21. Dezember 2022, 11:43 Uhr

Austritt aus der sächsischen Landtagsfraktion der Alternative für Deutschland (AfD): Ivo Teichmann verlässt Fraktion und Partei. Das begründet der Abgeordnete unter anderem mit der Nähe der Partei zu den "Freien Sachsen". Er befürchtet die Einstufung der AfD als erwiesen rechtsextremistisch.

In der sächsischen AfD gibt es einen weiteren Parteiaustritt. Begründet wird der mit der Nähe der Partei zum Extremismus, wie zum Beispiel zur rechtsextremistischen Kleinstpartei "Freie Sachsen". Der AfD-Landtagsabgeordnete Ivo Teichmann kündigte an diesem Mittwoch in einem Schreiben an den Fraktionsvorsitzenden Jörg Urban seinen Austritt aus der AfD und der Landtagsfraktion an. Er wolle dennoch weiter Landtagsabgeordneter bleiben.

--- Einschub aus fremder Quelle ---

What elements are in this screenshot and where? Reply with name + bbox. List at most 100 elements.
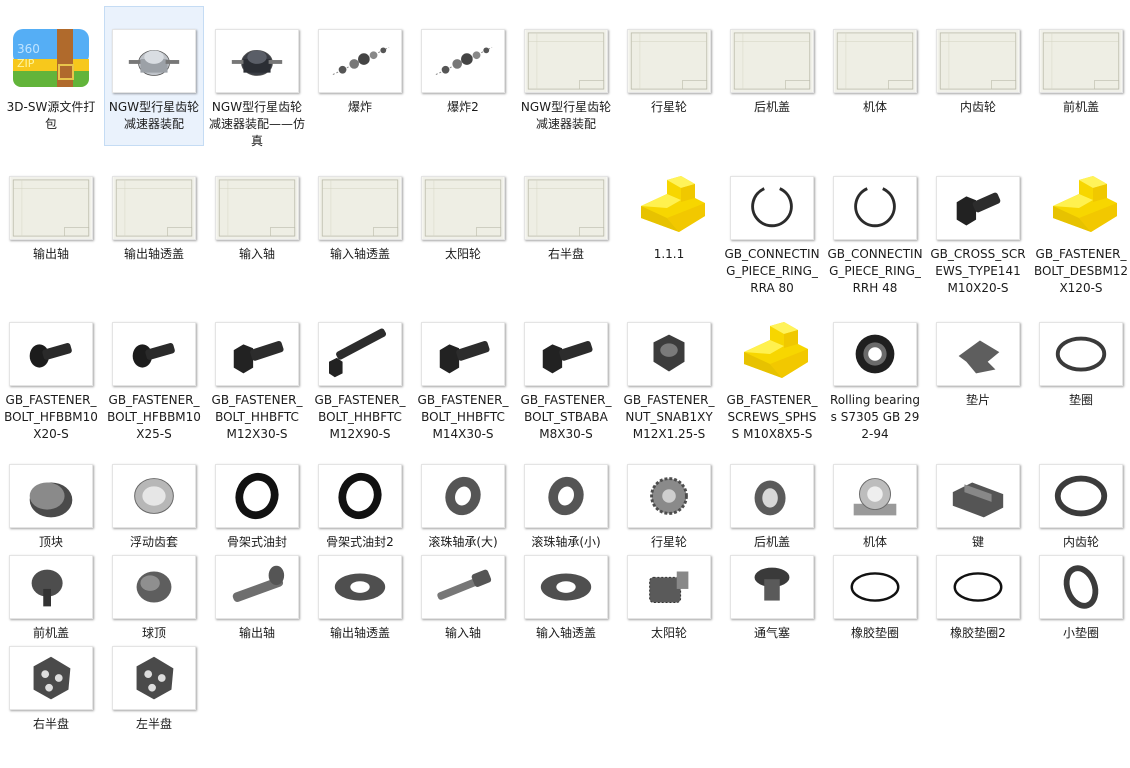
file-item[interactable]: GB_FASTENER_NUT_SNAB1XY M12X1.25-S <box>619 299 719 441</box>
file-item[interactable]: 输出轴 <box>207 532 307 672</box>
yellow-part-icon <box>730 322 814 386</box>
file-name: GB_FASTENER_BOLT_HHBFTC M14X30-S <box>417 393 509 441</box>
file-item[interactable]: 爆炸 <box>310 6 410 146</box>
exploded-view-thumbnail-icon <box>318 29 402 93</box>
file-name: GB_CONNECTING_PIECE_RING_RRH 48 <box>827 247 923 295</box>
file-name: 垫片 <box>965 393 990 407</box>
exploded-view-thumbnail-icon <box>421 29 505 93</box>
file-item[interactable]: GB_FASTENER_SCREWS_SPHSS M10X8X5-S <box>722 299 822 441</box>
file-name: 输入轴透盖 <box>535 626 596 640</box>
file-item[interactable]: 输入轴透盖 <box>310 153 410 293</box>
file-item[interactable]: NGW型行星齿轮减速器装配 <box>104 6 204 146</box>
file-item[interactable]: 输入轴 <box>207 153 307 293</box>
file-item[interactable]: 橡胶垫圈 <box>825 532 925 672</box>
file-name: GB_FASTENER_BOLT_HFBBM10X25-S <box>107 393 201 441</box>
hex-screw-icon <box>936 176 1020 240</box>
file-item[interactable]: GB_FASTENER_BOLT_HHBFTC M12X90-S <box>310 299 410 441</box>
file-name: NGW型行星齿轮减速器装配 <box>520 100 612 131</box>
file-item[interactable]: 360 ZIP 3D-SW源文件打包 <box>1 6 101 146</box>
file-item[interactable]: GB_FASTENER_BOLT_HHBFTC M12X30-S <box>207 299 307 441</box>
file-item[interactable]: 机体 <box>825 6 925 146</box>
flange-cover-icon <box>524 555 608 619</box>
flange-cover-icon <box>318 555 402 619</box>
file-item[interactable]: 行星轮 <box>619 6 719 146</box>
file-name: NGW型行星齿轮减速器装配 <box>108 100 200 131</box>
file-item[interactable]: 右半盘 <box>1 623 101 753</box>
drawing-sheet-icon <box>730 29 814 93</box>
drawing-sheet-icon <box>1039 29 1123 93</box>
hex-bolt-icon <box>524 322 608 386</box>
file-name: 输出轴透盖 <box>329 626 390 640</box>
file-name: GB_FASTENER_BOLT_HFBBM10X20-S <box>4 393 98 441</box>
file-item[interactable]: 左半盘 <box>104 623 204 753</box>
file-item[interactable]: Rolling bearings S7305 GB 292-94 <box>825 299 925 441</box>
file-name: 输入轴 <box>238 247 275 261</box>
file-item[interactable]: 橡胶垫圈2 <box>928 532 1028 672</box>
file-item[interactable]: 输出轴透盖 <box>104 153 204 293</box>
file-name: Rolling bearings S7305 GB 292-94 <box>829 393 921 441</box>
file-item[interactable]: 1.1.1 <box>619 153 719 293</box>
drawing-sheet-icon <box>318 176 402 240</box>
file-name: GB_FASTENER_NUT_SNAB1XY M12X1.25-S <box>623 393 715 441</box>
file-item[interactable]: 输出轴透盖 <box>310 532 410 672</box>
file-item[interactable]: 垫圈 <box>1031 299 1130 439</box>
file-item[interactable]: NGW型行星齿轮减速器装配 <box>516 6 616 146</box>
file-name: 垫圈 <box>1068 393 1093 407</box>
hex-bolt-icon <box>215 322 299 386</box>
file-item[interactable]: 太阳轮 <box>619 532 719 672</box>
hex-bolt-icon <box>421 322 505 386</box>
file-name: 3D-SW源文件打包 <box>6 100 96 131</box>
retaining-ring-icon <box>730 176 814 240</box>
file-name: 前机盖 <box>1062 100 1099 114</box>
file-grid: 360 ZIP 3D-SW源文件打包 NGW型行星齿轮减速器装配 NGW型行星齿… <box>0 0 1130 768</box>
housing-icon <box>833 464 917 528</box>
file-item[interactable]: GB_CROSS_SCREWS_TYPE141 M10X20-S <box>928 153 1028 295</box>
drawing-sheet-icon <box>627 29 711 93</box>
file-item[interactable]: 前机盖 <box>1031 6 1130 146</box>
yellow-part-icon <box>1039 176 1123 240</box>
file-item[interactable]: 后机盖 <box>722 6 822 146</box>
file-item[interactable]: 通气塞 <box>722 532 822 672</box>
file-name: 输入轴 <box>444 626 481 640</box>
file-item[interactable]: 小垫圈 <box>1031 532 1130 672</box>
file-name: 爆炸2 <box>447 100 479 114</box>
file-name: 后机盖 <box>753 100 790 114</box>
key-icon <box>936 464 1020 528</box>
file-item[interactable]: 垫片 <box>928 299 1028 439</box>
half-disc-icon <box>112 646 196 710</box>
file-name: 通气塞 <box>753 626 790 640</box>
file-name: GB_FASTENER_BOLT_HHBFTC M12X30-S <box>211 393 303 441</box>
bearing-icon <box>833 322 917 386</box>
file-item[interactable]: 输入轴透盖 <box>516 532 616 672</box>
file-name: 太阳轮 <box>650 626 687 640</box>
file-item[interactable]: 内齿轮 <box>928 6 1028 146</box>
file-item[interactable]: 输出轴 <box>1 153 101 293</box>
file-item[interactable]: GB_FASTENER_BOLT_HFBBM10X25-S <box>104 299 204 441</box>
washer-ring-icon <box>1039 322 1123 386</box>
vent-plug-icon <box>730 555 814 619</box>
drawing-sheet-icon <box>215 176 299 240</box>
file-name: 行星轮 <box>650 100 687 114</box>
file-item[interactable]: GB_FASTENER_BOLT_STBABA M8X30-S <box>516 299 616 441</box>
file-item[interactable]: GB_CONNECTING_PIECE_RING_RRA 80 <box>722 153 822 295</box>
shim-icon <box>936 322 1020 386</box>
file-item[interactable]: 输入轴 <box>413 532 513 672</box>
file-name: 小垫圈 <box>1062 626 1099 640</box>
file-name: 爆炸 <box>347 100 372 114</box>
file-item[interactable]: 右半盘 <box>516 153 616 293</box>
hex-nut-icon <box>627 322 711 386</box>
file-name: NGW型行星齿轮减速器装配——仿真 <box>209 100 306 148</box>
file-item[interactable]: GB_FASTENER_BOLT_HFBBM10X20-S <box>1 299 101 441</box>
file-item[interactable]: GB_FASTENER_BOLT_HHBFTC M14X30-S <box>413 299 513 441</box>
file-name: 输出轴 <box>238 626 275 640</box>
file-item[interactable]: 太阳轮 <box>413 153 513 293</box>
drawing-sheet-icon <box>421 176 505 240</box>
file-name: 输出轴 <box>32 247 69 261</box>
file-item[interactable]: NGW型行星齿轮减速器装配——仿真 <box>207 6 307 148</box>
file-item[interactable]: 爆炸2 <box>413 6 513 146</box>
file-item[interactable]: GB_FASTENER_BOLT_DESBM12X120-S <box>1031 153 1130 295</box>
retaining-ring-icon <box>833 176 917 240</box>
archive-360zip-icon: 360 ZIP <box>9 29 93 93</box>
file-item[interactable]: GB_CONNECTING_PIECE_RING_RRH 48 <box>825 153 925 295</box>
input-shaft-icon <box>421 555 505 619</box>
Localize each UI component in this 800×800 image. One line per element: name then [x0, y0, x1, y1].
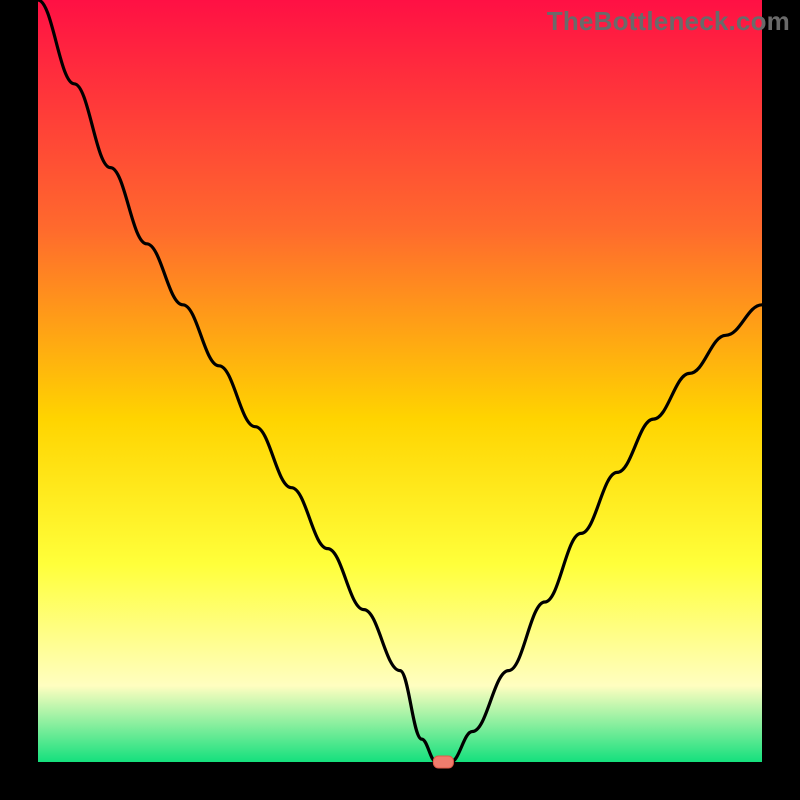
min-marker — [433, 756, 453, 768]
bottleneck-chart — [0, 0, 800, 800]
chart-container: TheBottleneck.com — [0, 0, 800, 800]
plot-background — [38, 0, 762, 762]
watermark-label: TheBottleneck.com — [547, 6, 790, 37]
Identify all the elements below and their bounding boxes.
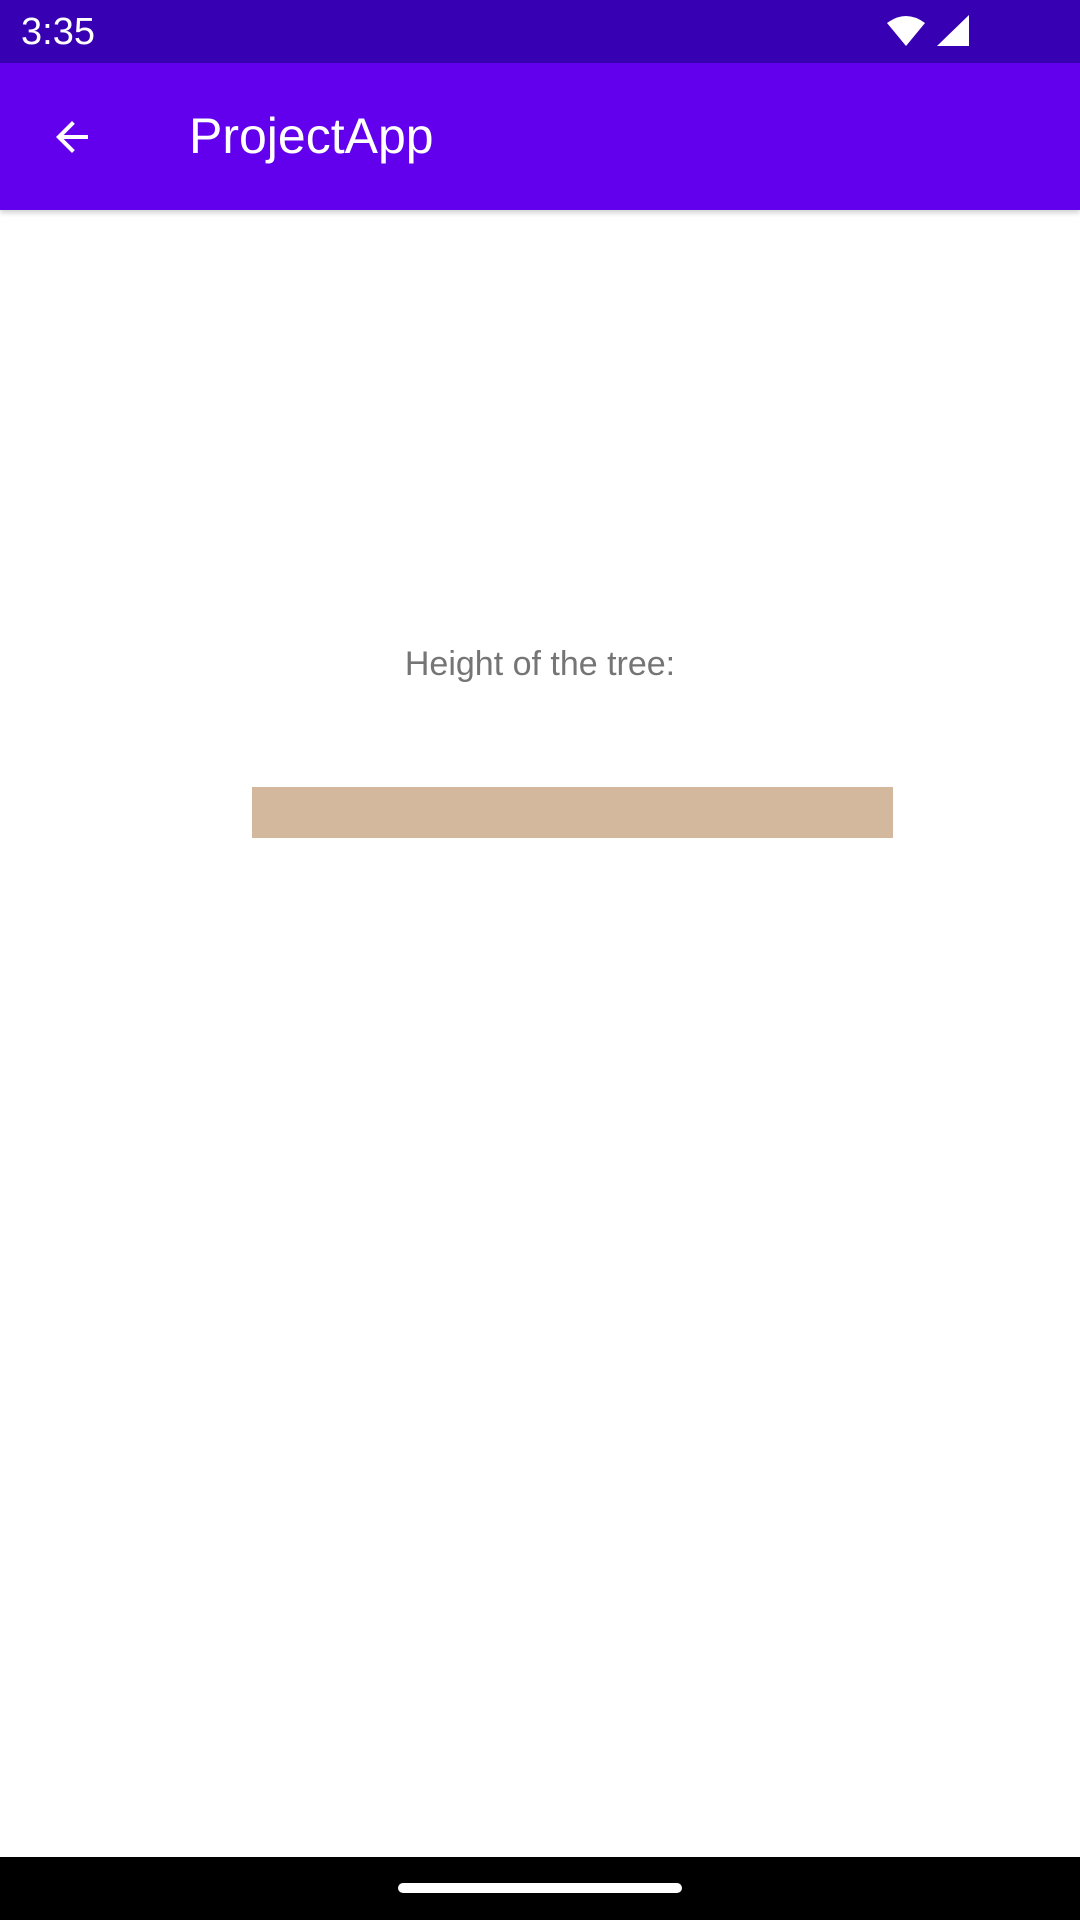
tree-height-input[interactable]	[252, 787, 893, 838]
arrow-back-icon	[56, 121, 88, 153]
status-icons	[886, 14, 970, 48]
app-title: ProjectApp	[189, 108, 434, 164]
status-time: 3:35	[21, 11, 95, 53]
app-bar: ProjectApp	[0, 63, 1080, 210]
screen: 3:35 ProjectApp Height of the tree:	[0, 0, 1080, 1920]
back-button[interactable]	[30, 95, 114, 179]
wifi-icon	[887, 16, 925, 46]
signal-icon	[937, 15, 969, 46]
home-handle[interactable]	[398, 1883, 682, 1893]
navigation-bar	[0, 1857, 1080, 1920]
tree-height-label: Height of the tree:	[404, 645, 676, 683]
status-bar: 3:35	[0, 0, 1080, 63]
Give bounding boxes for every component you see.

In seinem Austrittsschreiben verwies Teichmann unter anderem darauf, dass sich die AfD öffentlich zu wenig von "extremistischen Personen, Vereinigungen oder Parteien wie zum Beispiel den 'Freien Sachsen'" abgrenze. "Die Einstufung der AfD als erwiesen rechtsextremistisch ist nur noch eine Frage der Zeit", schrieb Teichmann weiter.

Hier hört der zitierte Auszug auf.